When I started this journey, I thought I would be lucky if six folks showed up. But that didn’t happen—my first event, a snowshoe outing planned with Mount Baker-Snoqualmie National Forest staff filled in under 16 hours with over 40 folks registering. That’s insane! After that, I realized there was a tremendous need for this work—that in some ways, this would be how I would repay my debt to the community that raised me.
Bianca: Personally, I have great mentors who support my interest in exploring the outdoors. Without them, I don’t think I would have the same amount of confidence to go adventuring on my own and leading hikes with friends and Latino Outdoors. I find that Latino Outdoors tries to support the mentorship and guidance that is necessary to ease people into a new environment and activity. No matter how many times I may do the same hike, I love seeing people who have never visited before wonder and marvel at all the beauty there is to take in, as well as get a good workout in.
According to Latino Outdoors, the Latino population is among the most underrepresented groups in conservation, outdoor recreation and environmental education organizations. How are you working to expand outdoor access in Latino communities?
Bianca: I think connection is important. You cannot begin the conversation about conservation without first knowing the land, feeling connected, having some skin in the fight, if you will. I grew up in Miami. I didn’t know what mountains were. I didn’t really have a grasp of the immense power raging rivers have and the majesty of standing at the top of a ridge or mountain. All those tiny and momentous instances add to a growing and ever deepening love of time spent outdoors.
Latino Outdoors strives to connect people to one another, to their culture and to the green and open spaces near their home. If you don’t know those places exist or don’t know how to get to them and don’t have anyone you feel comfortable asking, then chances are pretty high you won’t ever get to act upon that curiosity. My personal goal is to increase exposure on an individual level with the hopes that it ripples out, similar to the idea of paying it forward. If a mother or son or aunt knows where to go and what is needed to go on a hike, then they can suggest that for a family outing next week. I think the crux, though, is the mentorship and gentle education of how these lands are used and accessed.

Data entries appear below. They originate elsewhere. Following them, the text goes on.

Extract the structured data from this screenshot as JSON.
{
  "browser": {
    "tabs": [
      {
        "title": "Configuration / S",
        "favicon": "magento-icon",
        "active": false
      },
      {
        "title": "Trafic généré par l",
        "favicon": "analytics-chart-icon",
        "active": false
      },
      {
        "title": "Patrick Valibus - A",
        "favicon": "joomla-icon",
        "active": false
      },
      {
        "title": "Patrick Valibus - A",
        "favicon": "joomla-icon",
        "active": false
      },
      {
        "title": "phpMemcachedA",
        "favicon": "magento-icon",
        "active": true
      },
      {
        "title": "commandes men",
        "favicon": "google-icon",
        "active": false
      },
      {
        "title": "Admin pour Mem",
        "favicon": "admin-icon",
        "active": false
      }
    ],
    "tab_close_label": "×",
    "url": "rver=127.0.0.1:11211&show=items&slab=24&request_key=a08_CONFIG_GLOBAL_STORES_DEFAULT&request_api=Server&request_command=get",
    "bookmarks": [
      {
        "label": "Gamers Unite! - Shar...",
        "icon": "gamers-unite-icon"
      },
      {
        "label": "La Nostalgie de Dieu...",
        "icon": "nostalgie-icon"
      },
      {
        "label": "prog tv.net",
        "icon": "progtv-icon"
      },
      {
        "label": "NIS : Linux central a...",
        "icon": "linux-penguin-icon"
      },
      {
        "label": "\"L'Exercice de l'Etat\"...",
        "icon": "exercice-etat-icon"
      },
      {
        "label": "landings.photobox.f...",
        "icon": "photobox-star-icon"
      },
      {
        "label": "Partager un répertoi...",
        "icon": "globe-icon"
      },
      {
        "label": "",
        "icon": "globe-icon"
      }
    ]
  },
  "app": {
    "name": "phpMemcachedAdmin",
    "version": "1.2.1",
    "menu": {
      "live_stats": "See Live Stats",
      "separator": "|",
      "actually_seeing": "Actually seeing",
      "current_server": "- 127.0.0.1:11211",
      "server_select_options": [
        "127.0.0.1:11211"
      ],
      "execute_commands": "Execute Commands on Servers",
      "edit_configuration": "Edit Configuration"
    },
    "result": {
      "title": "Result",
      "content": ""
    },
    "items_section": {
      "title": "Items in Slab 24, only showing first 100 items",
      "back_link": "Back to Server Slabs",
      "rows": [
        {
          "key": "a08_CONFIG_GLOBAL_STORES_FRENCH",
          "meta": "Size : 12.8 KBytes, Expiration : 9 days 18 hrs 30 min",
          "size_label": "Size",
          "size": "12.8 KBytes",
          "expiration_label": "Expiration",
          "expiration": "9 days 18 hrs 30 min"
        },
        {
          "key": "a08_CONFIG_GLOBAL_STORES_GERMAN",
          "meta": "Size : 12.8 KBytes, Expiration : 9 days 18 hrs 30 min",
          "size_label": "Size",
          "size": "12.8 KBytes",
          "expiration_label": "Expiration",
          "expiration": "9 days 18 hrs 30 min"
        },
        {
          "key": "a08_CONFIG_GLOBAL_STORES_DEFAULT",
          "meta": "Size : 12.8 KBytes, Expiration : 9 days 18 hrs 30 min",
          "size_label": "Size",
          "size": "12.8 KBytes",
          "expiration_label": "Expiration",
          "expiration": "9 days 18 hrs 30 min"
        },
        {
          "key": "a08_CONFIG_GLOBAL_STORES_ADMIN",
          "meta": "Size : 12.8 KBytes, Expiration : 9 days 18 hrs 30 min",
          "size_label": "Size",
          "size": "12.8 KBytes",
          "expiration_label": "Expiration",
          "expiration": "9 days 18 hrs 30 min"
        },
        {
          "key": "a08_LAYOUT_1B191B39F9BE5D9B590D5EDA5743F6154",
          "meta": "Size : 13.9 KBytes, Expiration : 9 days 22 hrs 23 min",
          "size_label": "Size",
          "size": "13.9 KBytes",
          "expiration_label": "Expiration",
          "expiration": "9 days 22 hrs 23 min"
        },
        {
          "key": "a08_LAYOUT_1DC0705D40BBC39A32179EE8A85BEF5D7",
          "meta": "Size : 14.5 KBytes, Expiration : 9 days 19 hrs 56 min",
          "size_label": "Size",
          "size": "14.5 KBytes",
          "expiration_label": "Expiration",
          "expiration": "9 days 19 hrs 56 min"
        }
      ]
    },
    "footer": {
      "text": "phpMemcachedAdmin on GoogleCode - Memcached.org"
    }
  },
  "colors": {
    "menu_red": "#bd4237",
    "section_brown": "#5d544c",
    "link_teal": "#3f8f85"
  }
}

How has involvement in the group changed since it was founded in 2013? Is it growing?
Michelle: Latino Outdoors is still growing. At this point, we’ve engaged over 300 participants through the Washington chapter, accrued a listserv of over 170 folks and have a pretty sizable Facebook group going for our chapter, as well. And that’s just in Washington; we have the same happening in places like the San Francisco Bay area, the Central Valley of California, L.A., Denver, San Antonio, Las Cruces, D.C., and other areas where we have our amazing leaders. My aim in the near future is to provide more advanced outdoor opportunities, such as sea kayaking, multi-night backpacking, trail work and, someday, mountaineering, and to provide the tools folks need to get outdoors without me.
Editor’s note: This interview has been edited for length and clarity.